Habituada al silencio y al orden, Rafaela se vio desbordada por las risas y los gritos de los niños. En medio de la algarabía, Melody realizó las presentaciones. Rafaela asentía con una sonrisa y no recordaba los nombres. La hechizaba la manera natural con que la condesa desplegaba su encanto y repartía su amor a todos. Pensó en tía Clotilde, en cómo habría desaprobado esos modos francos y abiertos, que implicaban muchos apretones de manos, besos y sonrisas, todo lo que ella detestaba, aunque concluyó que, si la condesa de Stoneville hubiese mostrado preferencia por conocer a su hija Cristiana en lugar de a ella, para tía Clotilde se habría constituido en el epítome del buen gusto y de la delicadeza, ya no la habría llamado «negrófila» y hasta habría desestimado que concediera el mismo trato a Pilar Montes, baronesa de Pontevedra, que a la tal Miora, una negra.

Ante el asombro de Rafaela, Melody se acuclilló frente a ella y tendió la mano hacia Mimita, que se ocultaba entre los pliegues de su basquiña, atemorizada por la invasión de niños y de ruidos disonantes.

—Tú debes de ser Mimita, ¿verdad? ¡Qué vestido tan bonito llevas! Y mira qué zapatos tan elegantes. Ella es Rosie, mi hija —la niña se aproximó con el paso vacilante del que recién empieza a caminar, y un paquete en la mano—. Vamos, Rosie, entrégale el regalo a Mimita. Esto es para ti, cariño —dijo Melody.

Una pelota se formó en la garganta de Rafaela y enseguida un escozor le ganó los ojos. Con disimulo, bajó la cara, sacó el pañuelo que llevaba bajo el puño y se secó las lágrimas que amenazaban con desbordar. Se acuclilló a su vez.

—¡Oh, señora condesa! No debería haberse molestado.

—Llámame Melody, por favor. Quienes me conocen saben cuánto me irrita que utilicen mi título para llamarme.

—Disculpe. Abre tu regalo, tesoro —Mimita rompió el papel de arroz que cubría la caja. Rafaela la abrió—. ¡Qué magnífica muñeca! ¡Mira, tesoro, que bonita es! Dile gracias a Melody. Vamos, dile «gra-cias».

Mimita, en cambio, se echó al cuello de la condesa y le dio un beso ruidoso y salivoso en la mejilla.

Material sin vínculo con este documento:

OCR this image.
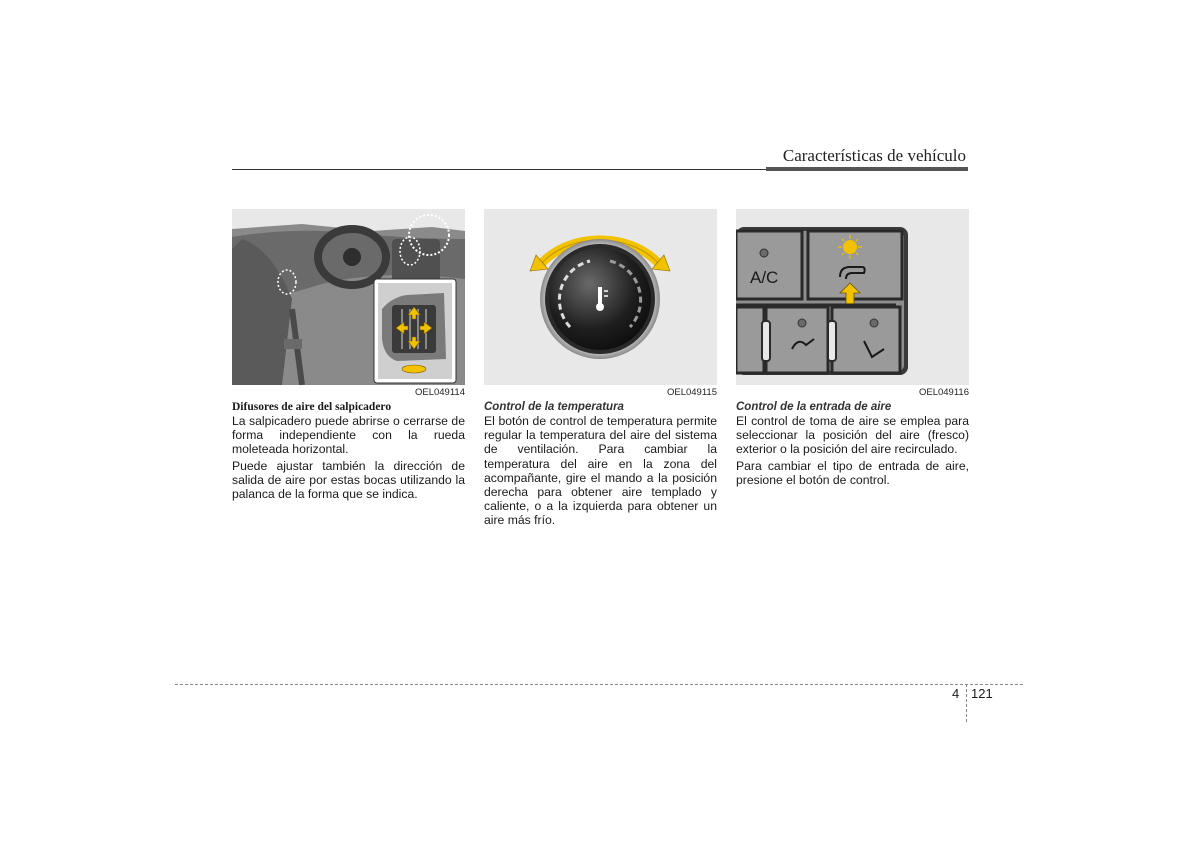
Características de vehículo
OEL049114
Difusores de aire del salpicadero

La salpicadero puede abrirse o cerrarse de forma independiente con la rueda moleteada horizontal.

Puede ajustar también la dirección de salida de aire por estas bocas utilizando la palanca de la forma que se indica.

OEL049115
Control de la temperatura

El botón de control de temperatura permite regular la temperatura del aire del sistema de ventilación. Para cambiar la temperatura del aire en la zona del acompañante, gire el mando a la posición derecha para obtener aire templado y caliente, o a la izquierda para obtener un aire más frío.

A/C
OEL049116
Control de la entrada de aire

El control de toma de aire se emplea para seleccionar la posición del aire (fresco) exterior o la posición del aire recirculado.

Para cambiar el tipo de entrada de aire, presione el botón de control.

4 121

Todos rieron, incluso el tal Somar.

Tomaron asiento en torno a la mesa. Creóla y Peregrina llenaron los vasos con horchata, hordiate y té de menta, y repartieron los dulces, masas y confites. Todos parecían disfrutar la tarde. Rafaela suspiró, complacida.

—Entiendo que eres muy hábil con las plantas y las flores —comentó Melody—. El señor Belgrano me aseguró que sabes tanto como el naturalista Haenke.

No supo qué responder. No sabía que Manuel Belgrano, amigo de Corina Bonmer, hubiera reparado en ella alguna vez.

—Manuel —terció Pilarita— te ha dicho la verdad, Melody. Tú misma has podido comprobar las dotes de nuestra querida Rafaela al ver el jardín del hospicio.

—No logro imaginar —dijo Melody— la belleza de tu jardín, Rafaela, si has conseguido que el nuestro luzca tan espléndido.

—En verdad, Melody, mi jardín, el de nuestra quinta en Buenos Aires —aclaró—, es mi orgullo. En primavera, cuando todas las plantas florecen a porfía, con tantos aromas y colores que se entremezclan, su exuberancia lo vuelve casi vulgar.

—Me han referido Pilar y Lupe que fabricas perfumes y afeites.

—Y también velas, jabones, pastillas para pebeteros y rosarios de pétalos de rosa. Los preparo con las flores y las plantas de mi propio jardín. Si gustan, las invito a conocer la habitación donde Creóla, Peregrina y yo fabricamos nuestros productos, aquí, en La Larga. Aunque debo admitir que es un taller precario. El de la ciudad es realmente muy completo.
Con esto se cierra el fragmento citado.